Daarnaast is de euro in waarde gestegen ten opzichte van vooral de dollar. De sterkere euro zorgt ervoor dat Europese export duurder wordt, wat economische activiteit kan afremmen. De recente stijging van de eurokoers hangt deels samen met de afgenomen rol van de Amerikaanse dollar als veilige haven in tijden van onzekerheid, en vormt een mogelijke eerste reactie op de aangekondigde Amerikaanse importheffingen.

Wat is het effect van het monetaire beleid op huishoudens en bedrijven?

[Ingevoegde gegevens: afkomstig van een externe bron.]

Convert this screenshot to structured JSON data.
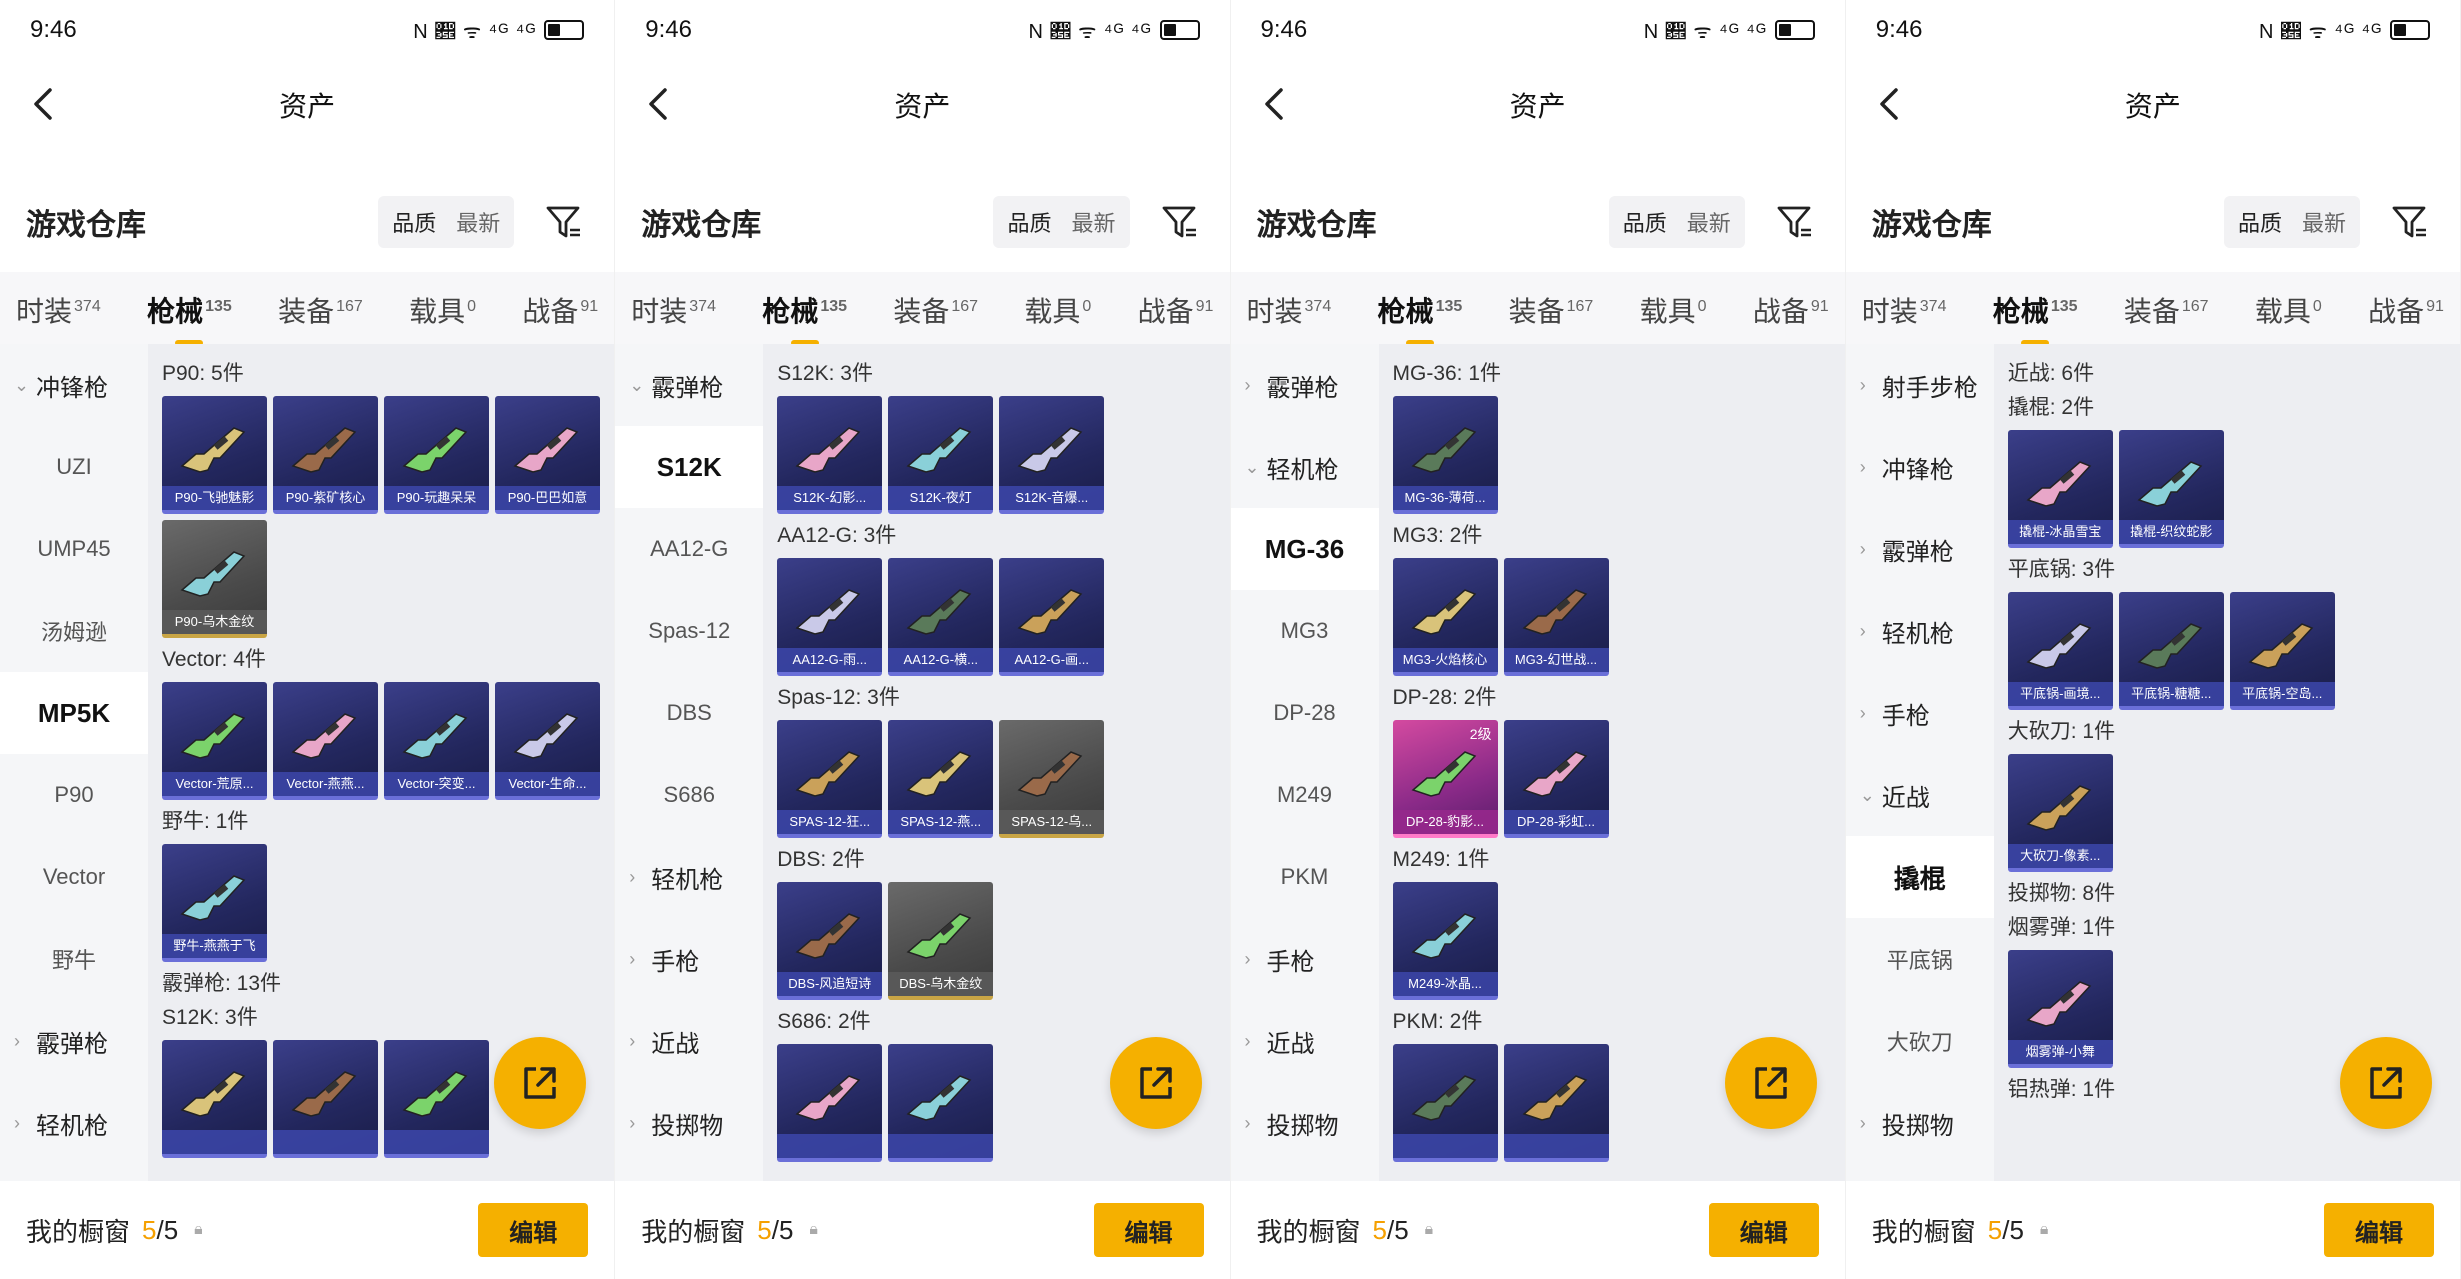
{
  "status": {
    "time": "9:46",
    "icons": "N 𝍞 ᯤ ⁴ᴳ ⁴ᴳ"
  },
  "nav": {
    "title": "资产"
  },
  "warehouse": {
    "title": "游戏仓库",
    "sort_quality": "品质",
    "sort_latest": "最新"
  },
  "tabs": [
    {
      "label": "时装",
      "count": "374"
    },
    {
      "label": "枪械",
      "count": "135"
    },
    {
      "label": "装备",
      "count": "167"
    },
    {
      "label": "载具",
      "count": "0"
    },
    {
      "label": "战备",
      "count": "91"
    }
  ],
  "bottom": {
    "label": "我的橱窗",
    "current": "5",
    "total": "/5",
    "edit": "编辑"
  },
  "panels": [
    {
      "sidebar": [
        {
          "label": "冲锋枪",
          "type": "group",
          "chev": "⌄"
        },
        {
          "label": "UZI",
          "type": "item"
        },
        {
          "label": "UMP45",
          "type": "item"
        },
        {
          "label": "汤姆逊",
          "type": "item"
        },
        {
          "label": "MP5K",
          "type": "active"
        },
        {
          "label": "P90",
          "type": "item"
        },
        {
          "label": "Vector",
          "type": "item"
        },
        {
          "label": "野牛",
          "type": "item"
        },
        {
          "label": "霰弹枪",
          "type": "group",
          "chev": "›"
        },
        {
          "label": "轻机枪",
          "type": "group",
          "chev": "›"
        }
      ],
      "sections": [
        {
          "title": "P90: 5件",
          "items": [
            {
              "name": "P90-飞驰魅影"
            },
            {
              "name": "P90-紫矿核心"
            },
            {
              "name": "P90-玩趣呆呆"
            },
            {
              "name": "P90-巴巴如意"
            },
            {
              "name": "P90-乌木金纹",
              "style": "gold"
            }
          ]
        },
        {
          "title": "Vector: 4件",
          "items": [
            {
              "name": "Vector-荒原..."
            },
            {
              "name": "Vector-燕燕..."
            },
            {
              "name": "Vector-突变..."
            },
            {
              "name": "Vector-生命..."
            }
          ]
        },
        {
          "title": "野牛: 1件",
          "items": [
            {
              "name": "野牛-燕燕于飞"
            }
          ]
        },
        {
          "title": "霰弹枪: 13件",
          "items": []
        },
        {
          "title": "S12K: 3件",
          "items": [
            {
              "name": ""
            },
            {
              "name": ""
            },
            {
              "name": ""
            }
          ]
        }
      ]
    },
    {
      "sidebar": [
        {
          "label": "霰弹枪",
          "type": "group",
          "chev": "⌄"
        },
        {
          "label": "S12K",
          "type": "active"
        },
        {
          "label": "AA12-G",
          "type": "item"
        },
        {
          "label": "Spas-12",
          "type": "item"
        },
        {
          "label": "DBS",
          "type": "item"
        },
        {
          "label": "S686",
          "type": "item"
        },
        {
          "label": "轻机枪",
          "type": "group",
          "chev": "›"
        },
        {
          "label": "手枪",
          "type": "group",
          "chev": "›"
        },
        {
          "label": "近战",
          "type": "group",
          "chev": "›"
        },
        {
          "label": "投掷物",
          "type": "group",
          "chev": "›"
        }
      ],
      "sections": [
        {
          "title": "S12K: 3件",
          "items": [
            {
              "name": "S12K-幻影..."
            },
            {
              "name": "S12K-夜灯"
            },
            {
              "name": "S12K-音爆..."
            }
          ]
        },
        {
          "title": "AA12-G: 3件",
          "items": [
            {
              "name": "AA12-G-雨..."
            },
            {
              "name": "AA12-G-横..."
            },
            {
              "name": "AA12-G-画..."
            }
          ]
        },
        {
          "title": "Spas-12: 3件",
          "items": [
            {
              "name": "SPAS-12-狂..."
            },
            {
              "name": "SPAS-12-燕..."
            },
            {
              "name": "SPAS-12-乌...",
              "style": "gold"
            }
          ]
        },
        {
          "title": "DBS: 2件",
          "items": [
            {
              "name": "DBS-风追短诗"
            },
            {
              "name": "DBS-乌木金纹",
              "style": "gold"
            }
          ]
        },
        {
          "title": "S686: 2件",
          "items": [
            {
              "name": ""
            },
            {
              "name": ""
            }
          ]
        }
      ]
    },
    {
      "sidebar": [
        {
          "label": "霰弹枪",
          "type": "group",
          "chev": "›"
        },
        {
          "label": "轻机枪",
          "type": "group",
          "chev": "⌄"
        },
        {
          "label": "MG-36",
          "type": "active"
        },
        {
          "label": "MG3",
          "type": "item"
        },
        {
          "label": "DP-28",
          "type": "item"
        },
        {
          "label": "M249",
          "type": "item"
        },
        {
          "label": "PKM",
          "type": "item"
        },
        {
          "label": "手枪",
          "type": "group",
          "chev": "›"
        },
        {
          "label": "近战",
          "type": "group",
          "chev": "›"
        },
        {
          "label": "投掷物",
          "type": "group",
          "chev": "›"
        }
      ],
      "sections": [
        {
          "title": "MG-36: 1件",
          "items": [
            {
              "name": "MG-36-薄荷..."
            }
          ]
        },
        {
          "title": "MG3: 2件",
          "items": [
            {
              "name": "MG3-火焰核心"
            },
            {
              "name": "MG3-幻世战..."
            }
          ]
        },
        {
          "title": "DP-28: 2件",
          "items": [
            {
              "name": "DP-28-豹影...",
              "style": "pink",
              "badge": "2级"
            },
            {
              "name": "DP-28-彩虹..."
            }
          ]
        },
        {
          "title": "M249: 1件",
          "items": [
            {
              "name": "M249-冰晶..."
            }
          ]
        },
        {
          "title": "PKM: 2件",
          "items": [
            {
              "name": ""
            },
            {
              "name": ""
            }
          ]
        }
      ]
    },
    {
      "sidebar": [
        {
          "label": "射手步枪",
          "type": "group",
          "chev": "›"
        },
        {
          "label": "冲锋枪",
          "type": "group",
          "chev": "›"
        },
        {
          "label": "霰弹枪",
          "type": "group",
          "chev": "›"
        },
        {
          "label": "轻机枪",
          "type": "group",
          "chev": "›"
        },
        {
          "label": "手枪",
          "type": "group",
          "chev": "›"
        },
        {
          "label": "近战",
          "type": "group",
          "chev": "⌄"
        },
        {
          "label": "撬棍",
          "type": "active"
        },
        {
          "label": "平底锅",
          "type": "item"
        },
        {
          "label": "大砍刀",
          "type": "item"
        },
        {
          "label": "投掷物",
          "type": "group",
          "chev": "›"
        }
      ],
      "sections": [
        {
          "title": "近战: 6件",
          "items": []
        },
        {
          "title": "撬棍: 2件",
          "items": [
            {
              "name": "撬棍-冰晶雪宝"
            },
            {
              "name": "撬棍-织纹蛇影"
            }
          ]
        },
        {
          "title": "平底锅: 3件",
          "items": [
            {
              "name": "平底锅-画境..."
            },
            {
              "name": "平底锅-糖糖..."
            },
            {
              "name": "平底锅-空岛..."
            }
          ]
        },
        {
          "title": "大砍刀: 1件",
          "items": [
            {
              "name": "大砍刀-像素..."
            }
          ]
        },
        {
          "title": "投掷物: 8件",
          "items": []
        },
        {
          "title": "烟雾弹: 1件",
          "items": [
            {
              "name": "烟雾弹-小舞"
            }
          ]
        },
        {
          "title": "铝热弹: 1件",
          "items": []
        }
      ]
    }
  ]
}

De laatste stap van de ‘monetaire transmissie’ is de concrete doorwerking van rentes naar huishoudens en bedrijven, onder andere via spaarrentes en leenvoorwaarden. Deze ontwikkelen zich gunstig. Hypotheek- en bedrijfsrentes zijn sinds de renteverlagingen van de ECB gedaald, wat de financieringskosten voor huishoudens en bedrijven verlaagt.

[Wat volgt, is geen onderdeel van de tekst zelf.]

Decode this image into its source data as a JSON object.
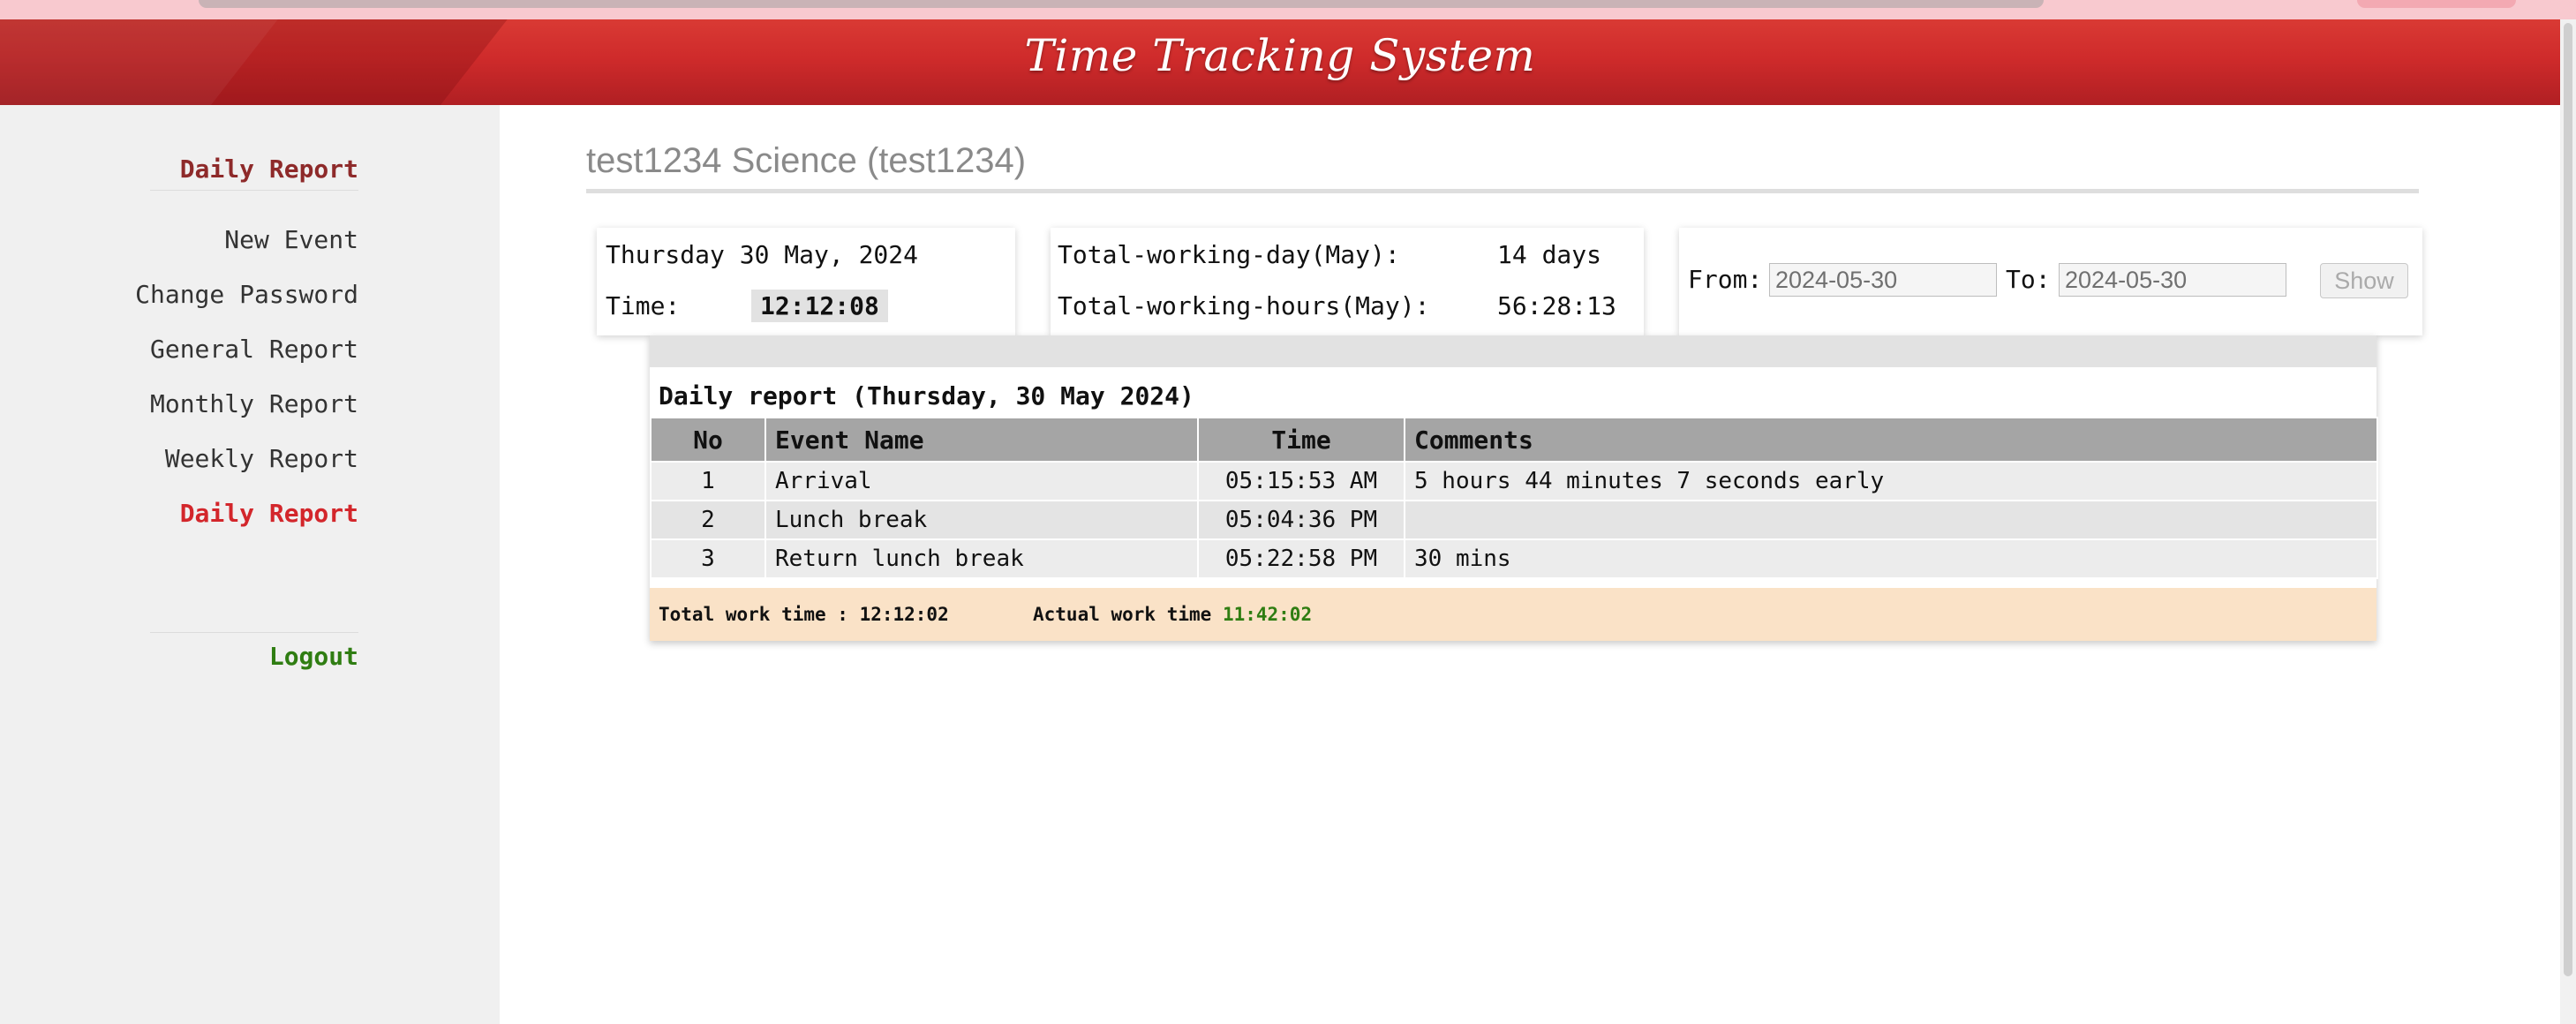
{
  "header": {
    "title": "Time Tracking System"
  },
  "sidebar": {
    "top_label": "Daily Report",
    "items": [
      {
        "label": "New Event"
      },
      {
        "label": "Change Password"
      },
      {
        "label": "General Report"
      },
      {
        "label": "Monthly Report"
      },
      {
        "label": "Weekly Report"
      },
      {
        "label": "Daily Report"
      }
    ],
    "logout_label": "Logout"
  },
  "main": {
    "page_title": "test1234 Science (test1234)",
    "date_card": {
      "date": "Thursday 30 May, 2024",
      "time_label": "Time:",
      "time_value": "12:12:08"
    },
    "totals_card": {
      "days_label": "Total-working-day(May):",
      "days_value": "14 days",
      "hours_label": "Total-working-hours(May):",
      "hours_value": "56:28:13"
    },
    "filter": {
      "from_label": "From:",
      "from_value": "2024-05-30",
      "to_label": "To:",
      "to_value": "2024-05-30",
      "show_label": "Show"
    },
    "report": {
      "title": "Daily report (Thursday, 30 May 2024)",
      "columns": [
        "No",
        "Event Name",
        "Time",
        "Comments"
      ],
      "rows": [
        {
          "no": "1",
          "event": "Arrival",
          "time": "05:15:53 AM",
          "comment": "5 hours 44 minutes 7 seconds early"
        },
        {
          "no": "2",
          "event": "Lunch break",
          "time": "05:04:36 PM",
          "comment": ""
        },
        {
          "no": "3",
          "event": "Return lunch break",
          "time": "05:22:58 PM",
          "comment": "30 mins"
        }
      ],
      "total_label": "Total work time : 12:12:02",
      "actual_label": "Actual work time",
      "actual_value": "11:42:02"
    }
  }
}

Bedrijven profiteren van die lagere financieringskosten. Normaal gesproken zullen bedrijven hierdoor meer investeren. Maar in het huidige onzekere klimaat zijn ze toch enigszins terughoudend. Volgens de recente Bank Lending Survey (BLS) van de ECB – een onderzoek onder banken naar hun kredietvoorwaarden – blijkt dat de vraag naar leningen door bedrijven slechts licht is toegenomen, gesteund door lagere rentes maar geremd door wereldwijde onzekerheid en spanningen.

Voor huishoudens blijft de vraag naar hypotheken toenemen, vooral dankzij de dalende rente. En, zo bleek uit de BLS, speelde het consumentenvertrouwen en optimisme over de huizenmarkt een rol: huishoudens zijn optimistischer over hun financiële situatie en de economie, wat hun bereidheid vergroot om grotere aankopen te doen of een hypotheek af te sluiten.

Dus waarom nu geen renteverlaging?

De economische en financiële ontwikkelingen wijzen erop dat rentes zich op een evenwichtig niveau bevinden: niet sterk stimulerend, maar ook niet duidelijk afremmend. Tegelijkertijd zijn de risico’s rond inflatie tweezijdig, en blijft de onzekerheid rondom de Amerikaanse importtarieven. De ECB kiest in juli voor een ongewijzigde rente om de effecten van eerdere renteverlagingen beter te kunnen beoordelen en scherper zicht te krijgen op hoe de economie zich ontwikkelt.